THE Stockton peninsula's sand industry continues to grow with plans for a $55 million mine at Salt Ash on display for public comment.
The mine is proposed by Hunter construction company ATB Morton on a 73-hectare site where Janet Parade meets Nelson Bay Road at Salt Ash.
ATB Morton spokesman Steve Smith said most of the sand was destined for the company's Redicrete concrete plants at Tomago, Cameron Park and Berkeley Vale but some was likely to be sold on the open market.
The quarry would employ four people using front-end loaders and trucks to mine about 3.7 million tonnes of sand at a rate of about about 200,000 tonnes a year for 18 to 20 years.
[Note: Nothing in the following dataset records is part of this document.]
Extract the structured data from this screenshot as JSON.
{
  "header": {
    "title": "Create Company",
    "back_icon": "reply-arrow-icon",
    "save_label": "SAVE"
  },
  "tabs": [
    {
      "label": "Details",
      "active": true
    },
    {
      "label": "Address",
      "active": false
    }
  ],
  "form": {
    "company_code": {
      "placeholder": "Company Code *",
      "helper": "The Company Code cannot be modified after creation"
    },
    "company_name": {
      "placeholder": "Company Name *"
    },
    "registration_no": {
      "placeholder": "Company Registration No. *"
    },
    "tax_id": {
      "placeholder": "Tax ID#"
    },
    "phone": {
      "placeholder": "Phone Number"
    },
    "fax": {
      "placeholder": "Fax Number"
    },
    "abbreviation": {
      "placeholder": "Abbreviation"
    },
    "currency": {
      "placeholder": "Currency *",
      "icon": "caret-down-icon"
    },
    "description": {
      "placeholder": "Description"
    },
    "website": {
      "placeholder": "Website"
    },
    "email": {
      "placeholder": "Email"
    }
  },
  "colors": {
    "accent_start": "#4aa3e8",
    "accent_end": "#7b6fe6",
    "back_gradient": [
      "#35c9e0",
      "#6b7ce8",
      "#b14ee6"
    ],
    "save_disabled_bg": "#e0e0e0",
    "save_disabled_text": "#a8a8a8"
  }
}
At a typical price of about $15 a tonne, the resource has an indicative value of about $55 million.
Documents on display with the NSW Department of Planning show as many as 13 sandmines along the grassed and wooded strip between Fullerton Cove and Anna Bay.
"The cumulative impact of sand quarrying operations in the locality may have some adverse impacts in terms of the tourism industry which rely heavily on the natural environment of the Stockton Bight sand dunes," ATB Morton's environmental assessment stated.
Other costs included heavy traffic and "potential impacts on the value of nearby housing and lands" but the Morton quarry was planned for private land and would be screened from public view.
Despite the huge reserves of bare dunes on Stockton Bight, Mr Smith said the State Government preferred companies to take sand from vegetated ground, which is why ATB Morton had leased the Janet Parade site.
About 27 hectares of coastal blackbutt forest would be lost to mining but this was being environmentally offset by the dedication "in perpetuity" of land at Markwell, on the edge of the Wang Wauk State Forest near Bulahdelah.
ATB Morton's environmental assessment acknowledged the Salt Ash quarry would remove some "supplementary" koala habitat but said this would be replanted as the mine moved along in stages.
The proposal is on display until April 21.